What the trial was testing
The STR1VE enrolled 22 patients with spinal muscular atrophy. The study was sponsored by Novartis Gene Therapies and tracked outcomes across the full group of patients who matched the trial's eligibility profile.
It was a large trial designed to confirm whether the treatment works well enough for wider use. Trials at this stage are designed to produce evidence regulators and physicians can act on — not just observations to follow up later.
What the results showed
91% survived without permanent ventilation vs. 26% in untreated infants.
The Lancet Neurology · 2021 · NCT03306277
These findings — that survival without permanent ventilation at 14 months after one-time gene therapy — were published in the The Lancet Neurology and represent the headline result of the study.
Researchers tracked outcomes across 22 patients enrolled in the trial. The result was consistent enough across the group that the team felt confident reporting it.
What this means for patients
For patients with spinal muscular atrophy, this result changes the calculus on what to ask their care team about. Whether it changes day-to-day care depends on factors like disease subtype, prior treatments, and where the patient is in their care journey.
What you can do now
Onasemnogene abeparvovec (Zolgensma) is FDA-approved and available now for children under 2 with SMA. It is a one-time IV infusion that replaces the missing SMN1 gene. Liver inflammation is a notable side effect that requires steroid coverage. Ask a pediatric neurologist about newborn screening and treatment timing — earlier is better.
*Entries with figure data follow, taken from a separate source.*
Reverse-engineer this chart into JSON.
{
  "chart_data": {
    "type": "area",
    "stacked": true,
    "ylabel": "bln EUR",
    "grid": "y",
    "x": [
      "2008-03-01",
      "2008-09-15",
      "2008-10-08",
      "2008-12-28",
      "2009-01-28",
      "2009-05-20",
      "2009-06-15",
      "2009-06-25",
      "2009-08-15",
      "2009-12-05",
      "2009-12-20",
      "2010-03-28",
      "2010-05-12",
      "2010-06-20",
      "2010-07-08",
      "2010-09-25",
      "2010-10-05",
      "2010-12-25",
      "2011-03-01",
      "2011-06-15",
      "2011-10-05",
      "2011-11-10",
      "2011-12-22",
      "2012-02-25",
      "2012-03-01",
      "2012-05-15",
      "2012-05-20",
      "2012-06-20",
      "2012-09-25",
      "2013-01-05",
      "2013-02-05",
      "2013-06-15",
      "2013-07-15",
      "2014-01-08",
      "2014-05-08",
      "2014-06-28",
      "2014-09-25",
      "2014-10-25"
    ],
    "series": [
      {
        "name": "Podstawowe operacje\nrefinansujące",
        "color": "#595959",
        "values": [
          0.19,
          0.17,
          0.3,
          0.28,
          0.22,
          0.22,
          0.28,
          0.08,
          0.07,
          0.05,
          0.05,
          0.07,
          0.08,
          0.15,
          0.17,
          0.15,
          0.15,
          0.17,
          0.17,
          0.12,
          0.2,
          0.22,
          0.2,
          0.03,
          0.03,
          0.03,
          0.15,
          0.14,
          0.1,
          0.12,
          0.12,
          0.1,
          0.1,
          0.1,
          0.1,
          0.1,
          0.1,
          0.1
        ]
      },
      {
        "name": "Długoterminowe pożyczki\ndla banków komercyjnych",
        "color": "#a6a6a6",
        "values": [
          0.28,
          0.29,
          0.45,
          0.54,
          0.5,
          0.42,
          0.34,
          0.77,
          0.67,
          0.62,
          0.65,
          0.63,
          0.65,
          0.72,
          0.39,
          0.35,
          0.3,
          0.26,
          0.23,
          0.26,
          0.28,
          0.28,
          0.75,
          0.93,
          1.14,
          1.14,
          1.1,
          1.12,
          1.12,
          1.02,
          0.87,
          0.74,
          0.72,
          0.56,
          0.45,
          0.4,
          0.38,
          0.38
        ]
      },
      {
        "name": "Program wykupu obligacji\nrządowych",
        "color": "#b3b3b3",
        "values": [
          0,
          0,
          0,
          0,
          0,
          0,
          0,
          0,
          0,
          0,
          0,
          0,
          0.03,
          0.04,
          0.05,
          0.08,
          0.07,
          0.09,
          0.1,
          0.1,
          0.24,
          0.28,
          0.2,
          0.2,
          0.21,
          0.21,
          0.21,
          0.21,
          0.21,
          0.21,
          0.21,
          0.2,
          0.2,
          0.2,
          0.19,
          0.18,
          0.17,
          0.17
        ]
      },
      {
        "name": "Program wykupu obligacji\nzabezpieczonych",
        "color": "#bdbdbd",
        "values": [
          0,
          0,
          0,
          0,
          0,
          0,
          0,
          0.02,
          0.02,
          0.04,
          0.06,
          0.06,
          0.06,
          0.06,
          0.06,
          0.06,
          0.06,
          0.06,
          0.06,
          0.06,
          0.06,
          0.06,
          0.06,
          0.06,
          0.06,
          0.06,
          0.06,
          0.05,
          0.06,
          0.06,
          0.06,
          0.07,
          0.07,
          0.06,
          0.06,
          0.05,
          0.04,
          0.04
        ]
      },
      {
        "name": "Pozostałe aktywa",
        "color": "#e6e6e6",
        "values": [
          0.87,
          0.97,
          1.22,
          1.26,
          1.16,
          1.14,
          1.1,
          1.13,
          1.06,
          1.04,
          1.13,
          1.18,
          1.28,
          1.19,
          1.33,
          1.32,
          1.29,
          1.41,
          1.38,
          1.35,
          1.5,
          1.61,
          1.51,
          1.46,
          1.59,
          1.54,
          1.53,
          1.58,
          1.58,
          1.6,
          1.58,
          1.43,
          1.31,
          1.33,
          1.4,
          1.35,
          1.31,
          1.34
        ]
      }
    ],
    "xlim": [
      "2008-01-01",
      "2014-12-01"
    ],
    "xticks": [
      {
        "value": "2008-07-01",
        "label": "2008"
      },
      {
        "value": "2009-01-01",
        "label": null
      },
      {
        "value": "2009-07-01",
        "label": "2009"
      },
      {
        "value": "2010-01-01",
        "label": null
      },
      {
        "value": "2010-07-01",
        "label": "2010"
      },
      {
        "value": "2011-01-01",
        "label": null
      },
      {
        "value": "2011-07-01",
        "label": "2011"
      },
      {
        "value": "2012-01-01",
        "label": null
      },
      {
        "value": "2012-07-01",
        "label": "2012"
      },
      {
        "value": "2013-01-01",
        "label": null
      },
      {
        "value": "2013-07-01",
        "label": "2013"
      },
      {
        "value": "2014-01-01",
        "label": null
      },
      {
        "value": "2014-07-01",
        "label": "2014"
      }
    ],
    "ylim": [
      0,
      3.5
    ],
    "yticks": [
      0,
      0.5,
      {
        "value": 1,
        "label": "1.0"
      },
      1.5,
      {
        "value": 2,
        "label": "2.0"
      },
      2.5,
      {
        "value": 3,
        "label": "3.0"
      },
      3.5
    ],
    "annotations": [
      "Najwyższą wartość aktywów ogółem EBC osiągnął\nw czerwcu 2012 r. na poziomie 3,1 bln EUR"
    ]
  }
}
Eligibility for the treatments mentioned above depends on specific test results and clinical history. Bring this summary, the trial name, and your most recent labs or pathology report to your next visit.
Open spinal muscular atrophy trials
HABIT-ILE + FST in Children With SMA: Preliminary Effectiveness
This single-arm pilot study will assess the preliminary effectiveness of an intensive motor skill intervention (HABIT-ILE) combined with functional strength training (FST) in children with SMA who are receiving disease-modifying therapies. Participants will attend a HABIT-ILE + FST summer camp for 6 hours per day over a 3-week period, totaling 90 hours of training.
ECoG BMI for Motor and Speech Control
Test the feasibility of using electrocorticography (ECoG) signals to control complex devices for motor and speech control in adults severely affected by neurological disorders.